The assertion ② may or may not succeed. If a thread switch occurred at ① and the page containing the pointer to the list (1 2 3) was written out (thereby copying the list into the store), then ② will fail because retrieving the index pointer will return the new, copied-into-the-store pointer which will be different from the transient heap pointer that is the value of the x binding.

Even if the assertion ② succeeds, by the time the program reaches ③, another thread switch may have occurred, in which case updating the car of the list x may be moot if the list has already been copied to the store.

If multiple threads are writing to the store in the presence of an asynchronous commit (which is a wierd situation anyway: what is the meaning of a consistent state when things are being updated asynchronously?), then the program must ensure that side effects are happening only to persisted objects.
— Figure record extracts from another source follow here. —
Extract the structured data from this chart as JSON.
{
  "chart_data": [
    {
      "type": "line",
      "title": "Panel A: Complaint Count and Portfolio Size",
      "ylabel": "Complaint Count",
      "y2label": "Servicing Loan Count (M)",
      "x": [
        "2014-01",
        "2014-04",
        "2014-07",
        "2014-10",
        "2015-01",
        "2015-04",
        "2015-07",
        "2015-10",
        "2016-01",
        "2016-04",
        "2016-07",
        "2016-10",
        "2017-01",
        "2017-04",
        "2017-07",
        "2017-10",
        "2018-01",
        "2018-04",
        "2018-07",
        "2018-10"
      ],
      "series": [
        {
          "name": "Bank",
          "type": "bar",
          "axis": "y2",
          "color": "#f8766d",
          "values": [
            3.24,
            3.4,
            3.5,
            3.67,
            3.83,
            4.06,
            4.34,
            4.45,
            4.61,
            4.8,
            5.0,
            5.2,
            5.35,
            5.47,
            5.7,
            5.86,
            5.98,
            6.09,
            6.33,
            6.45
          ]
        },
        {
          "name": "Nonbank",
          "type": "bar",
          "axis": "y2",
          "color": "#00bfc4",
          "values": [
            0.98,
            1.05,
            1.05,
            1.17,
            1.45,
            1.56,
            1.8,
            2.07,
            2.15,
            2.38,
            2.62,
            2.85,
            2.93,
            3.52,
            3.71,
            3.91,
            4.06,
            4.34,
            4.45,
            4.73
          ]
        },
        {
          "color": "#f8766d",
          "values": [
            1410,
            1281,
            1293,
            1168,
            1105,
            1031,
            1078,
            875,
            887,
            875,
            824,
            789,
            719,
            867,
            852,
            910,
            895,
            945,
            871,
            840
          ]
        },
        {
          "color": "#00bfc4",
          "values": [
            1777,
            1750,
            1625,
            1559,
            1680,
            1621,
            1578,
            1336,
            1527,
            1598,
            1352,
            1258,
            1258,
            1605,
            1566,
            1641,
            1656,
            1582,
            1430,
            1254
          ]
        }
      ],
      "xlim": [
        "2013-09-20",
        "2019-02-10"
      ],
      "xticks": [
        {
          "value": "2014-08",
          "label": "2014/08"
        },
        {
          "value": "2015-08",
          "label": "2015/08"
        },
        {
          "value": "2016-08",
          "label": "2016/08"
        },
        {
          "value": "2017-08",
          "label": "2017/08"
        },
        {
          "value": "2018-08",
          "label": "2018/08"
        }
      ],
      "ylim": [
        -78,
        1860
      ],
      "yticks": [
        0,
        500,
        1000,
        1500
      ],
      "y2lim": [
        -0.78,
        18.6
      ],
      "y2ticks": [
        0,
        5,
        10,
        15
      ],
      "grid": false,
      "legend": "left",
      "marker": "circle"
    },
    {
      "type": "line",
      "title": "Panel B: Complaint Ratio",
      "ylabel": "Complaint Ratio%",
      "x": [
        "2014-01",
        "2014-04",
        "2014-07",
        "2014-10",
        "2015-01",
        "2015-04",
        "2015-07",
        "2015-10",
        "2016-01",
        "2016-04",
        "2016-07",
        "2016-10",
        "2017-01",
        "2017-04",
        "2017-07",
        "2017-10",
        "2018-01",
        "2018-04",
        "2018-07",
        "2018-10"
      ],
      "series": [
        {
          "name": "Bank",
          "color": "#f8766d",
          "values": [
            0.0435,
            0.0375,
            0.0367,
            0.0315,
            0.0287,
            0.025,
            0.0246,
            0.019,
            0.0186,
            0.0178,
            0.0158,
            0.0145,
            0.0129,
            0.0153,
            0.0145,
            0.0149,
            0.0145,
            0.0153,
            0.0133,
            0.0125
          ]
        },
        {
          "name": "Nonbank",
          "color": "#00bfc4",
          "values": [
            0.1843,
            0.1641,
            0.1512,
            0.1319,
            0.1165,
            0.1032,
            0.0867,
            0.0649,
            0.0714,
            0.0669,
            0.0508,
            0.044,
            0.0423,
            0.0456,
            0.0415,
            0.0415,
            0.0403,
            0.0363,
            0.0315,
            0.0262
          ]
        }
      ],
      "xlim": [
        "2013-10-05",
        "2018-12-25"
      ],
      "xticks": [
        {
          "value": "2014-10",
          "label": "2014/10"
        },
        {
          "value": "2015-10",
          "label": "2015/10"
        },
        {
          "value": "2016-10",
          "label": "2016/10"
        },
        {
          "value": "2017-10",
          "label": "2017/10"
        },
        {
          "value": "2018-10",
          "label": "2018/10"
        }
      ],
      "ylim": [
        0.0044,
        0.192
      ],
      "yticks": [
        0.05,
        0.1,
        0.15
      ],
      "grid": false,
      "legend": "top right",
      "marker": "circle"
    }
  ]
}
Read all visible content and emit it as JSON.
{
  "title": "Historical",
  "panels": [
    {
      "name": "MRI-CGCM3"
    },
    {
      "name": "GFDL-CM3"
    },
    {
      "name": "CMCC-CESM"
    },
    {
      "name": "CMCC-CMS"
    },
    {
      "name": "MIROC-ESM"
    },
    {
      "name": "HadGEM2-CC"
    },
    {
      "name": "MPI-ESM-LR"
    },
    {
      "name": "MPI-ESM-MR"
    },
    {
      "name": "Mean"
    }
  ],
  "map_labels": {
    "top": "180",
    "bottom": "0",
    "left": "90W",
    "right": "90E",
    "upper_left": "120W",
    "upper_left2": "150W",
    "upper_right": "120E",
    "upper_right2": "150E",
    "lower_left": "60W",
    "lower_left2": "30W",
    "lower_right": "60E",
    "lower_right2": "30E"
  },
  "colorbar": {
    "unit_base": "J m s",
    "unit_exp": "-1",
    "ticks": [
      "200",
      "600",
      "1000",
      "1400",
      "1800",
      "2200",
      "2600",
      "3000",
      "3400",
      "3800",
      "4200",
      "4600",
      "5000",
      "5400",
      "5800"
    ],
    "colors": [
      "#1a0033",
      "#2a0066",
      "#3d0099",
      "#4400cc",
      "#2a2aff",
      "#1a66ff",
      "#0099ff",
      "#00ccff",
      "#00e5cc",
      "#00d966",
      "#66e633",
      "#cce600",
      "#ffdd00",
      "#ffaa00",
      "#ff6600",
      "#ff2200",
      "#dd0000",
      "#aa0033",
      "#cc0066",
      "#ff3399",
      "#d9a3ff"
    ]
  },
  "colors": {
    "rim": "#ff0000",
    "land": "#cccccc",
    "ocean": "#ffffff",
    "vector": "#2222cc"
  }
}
The above fragment could be rewritten to as follows:

(define (copy->ps x)
  (copy-into-pstore 
    (default-allocation-area *pstore*)
    x))

(define (b-thread-activity)
  (let ((x (copy->ps (list 1 2 3))))
    (store-in-pstore-index 'my-list x)
    (set-car! x 5)))

By ensuring that the list is persistent before using it, the program can be sure that it isn't accessing the transient copy. [Although note: copy-into-pstore is not recursive. Only the first pair gets eagerly persisted in this example.]

6. Closing a PStore

[Where does this section belong?]

7. Performance Issues

There are many performance issues to consider...

Although no additional runtime penalty is incurred when accessing (reading) an object that has been mapped into memory, there are fault penalties associated with (1) writing to an object on a page that is clean, (2) reading an object on a non-loaded page that has a lot of pointers, ...

8. Interaction with Transient Heap

PStore looks like the "oldest generation". Inter-generational pointers are tracked until a commit, then flushed.

9. System Backups

Compared to most system files, the underlying log-structured store has a peculiar behavior. From the filesystem's point of view, the LSS consists of a small number of big files, one of which (the "tip" volume) is frequently appended to. If properly arranged, this can mesh nicely with the system's underlying backup facility. Otherwise, it can thrash the backup system.

(The idea is to manage multiple volumes just right: compact the youngest volume just before the backup goes to minimize the footprint of the youngest volume in backups. Alternatively, do so after to maximize the data capture without having touched the next-oldest generation. This concept generalizes to multiple generations.)